(MR)Bölüm 18: Bir Merhem İki Kişi Arasında Köprü Olabilir

76.7K 7K 467
                                    

Genç kız yorgun argın odaya girdiğinde Zehra meraktan ölmüş bir halde kızın önüne çıktı. Fakat konuşma fırsatı bulamadan yoklama zamanı gelmişti. Her şey bittiğinde Seren, Zehra'nın kıskacına takılmadan yatağına gitti. Kafasını yastığa koyar koymaz hemen uykuya daldı.

Ertesi sabah Seren sırtında ki inanılmaz bir ağrıyla gözlerini açtı. 

Doktorun gece vermiş olduğu ağrı kesicilerin etkisi geçmiş olmalıydı. Sadece ağrı ile sonlanmıyordu derdi. Gözlerini açar açmaz Zehra ile göz göze gelmişti. Genç kızın üzerinde üniforması kollarını göğsünde bağlamış bir şekilde kıza bakıyordu. Onun uyanmasını beklediği ortadaydı. Seren gözlerini kapatıp Zehra'nın yanından bir an önce uzaklaşmasını diledi. Zehra'nın ondan cevap beklediğini biliyordu ama konuşacak hali yoktu.

"Uyumadığını biliyorum." dedi Zehra kendi yatağından doğrulup genç kızın yatağına otururken. "Bence bir açıklama yapmalısın." Genç kız dışarıdan çekingen biri gibi görünmesine rağmen şuan oldukça inatçı davranıyordu. İnsanlar Seren'i her daim davranışlarıyla şaşırtıyordu. Oysa Zehra'yı okunması kolay biri olarak nitelendirmişti.

Seren ağrıları yüzünden dişlerini sıkarak yataktan doğruldu.

"Aslında yapılacak bir açıklamam yok." Gerçekten de yoktu. Ona dün yaşanılanların hangi birini anlatabilirdi ki? Genç kızla alakalı olmayan bu konuyu konuşmak onun üstüne vazife değildi. Bu tamamen Kutlu'ya ait özel bir bilgiydi.

Zehra kıza doğru eğilince önüne düşen saçını geri itti. Yanakları kızarmıştı. Genç kızın olumsuz cevabı onu utandırmış olmalıydı.

"Haklısın seni bu kadar zorlamamalıydım." dedi. Ayağa kalkarken çantasını sırtına atıp merdivenlere yöneldi.

"Umarım beni yanlış anlamadın." diye seslendi Seren kızın arkasından. Kızı üzmek istemiyordu.

Zehra arkadaşına bakıp gülümsedi ve merdivenlerden inerek gözden kayboldu.

*******************

Derse gitmek için hazırlanması tahmin ettiğinden de uzun sürmüştü. Kesinlikle kırbaçlandıktan sonra giyinmek kolay bir şey değildi. Üstelik o bir darbeyle böyle iken Kutlu'yu düşünemiyordu. Çantasını sırtına takmak yerine eline alıp sınıfının yolunu tuttu. Herkes çoktan sınıfa girmiş öğretmenlerin gelmesini bekliyordu. Bu yüzden Seren adımlarını hızlandırdı. Sınıfın kapısına geldiğinde ise nefesini bıraktı. Öğretmen daha gelmemişti. Adım attığı anda Kutlu'nun sırasına takıldı gözleri ama o orada değildi. Nedensiz bir şekilde genç kızın kalbini huzursuzluk kapladı. Bakışları Ulaş'ın sırasına doğru kaydığında onun kızgın bir boğa misali burnundan soluduğunu fark etti.

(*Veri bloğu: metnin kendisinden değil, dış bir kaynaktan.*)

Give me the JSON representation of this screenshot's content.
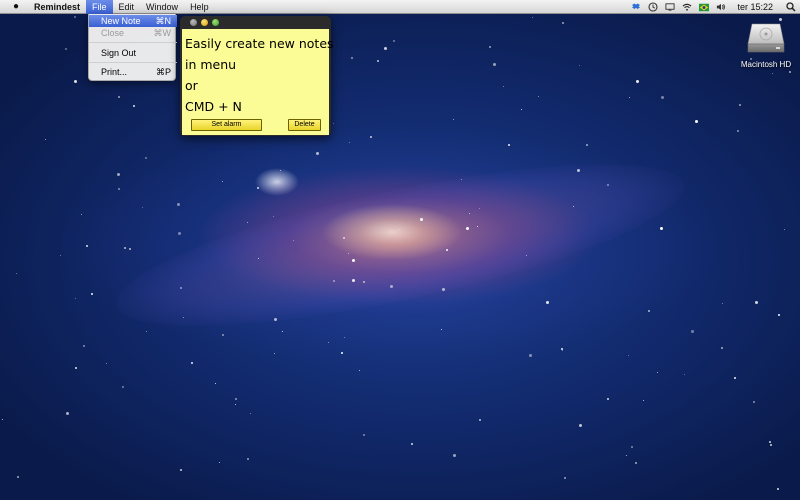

Kızı kapıda gören Ulaş bir hışımla sırasından kalkarak kızın üzerine yürüdü. Kızın yanına vardığında bileğinde bir morluk bırakacak kadar sıkı kavradı.

"Hemen konuşmalıyız!" diyerek kızın konuşmasını beklemeden sınıfa girmek üzere olan öğretmenin yanından hızla geçtiler. Seren adamın ne dediğini duymamıştı ama bu davranışından dolayı ceza alacağını biliyordu. Ulaş bu konudan muhtemelen rahatlıkla sıyrılacaktı. O ne de olsa okulun parlayan yıldızıydı.

Ulaş, Seren'i peşinden bahçeye sürükledi. Patika yolu acele adımlarla aşarak arka bahçeye doğru ilerlediler. Seren, genç adamın tutuşu canını yaksa da sesini çıkarmadı. Onun az çok böyle tepki vereceğini tahmin ediyordu. Ulaş kamelyaların birine girer girmez kızın bileğini bıraktı ve hızla ona döndü."Bütün gece neredeydiniz?" diye bağırdı. Seren olduğu yerde gerilirken adamın gözlerinde ki öfkeyi rahatlıkla görebiliyordu.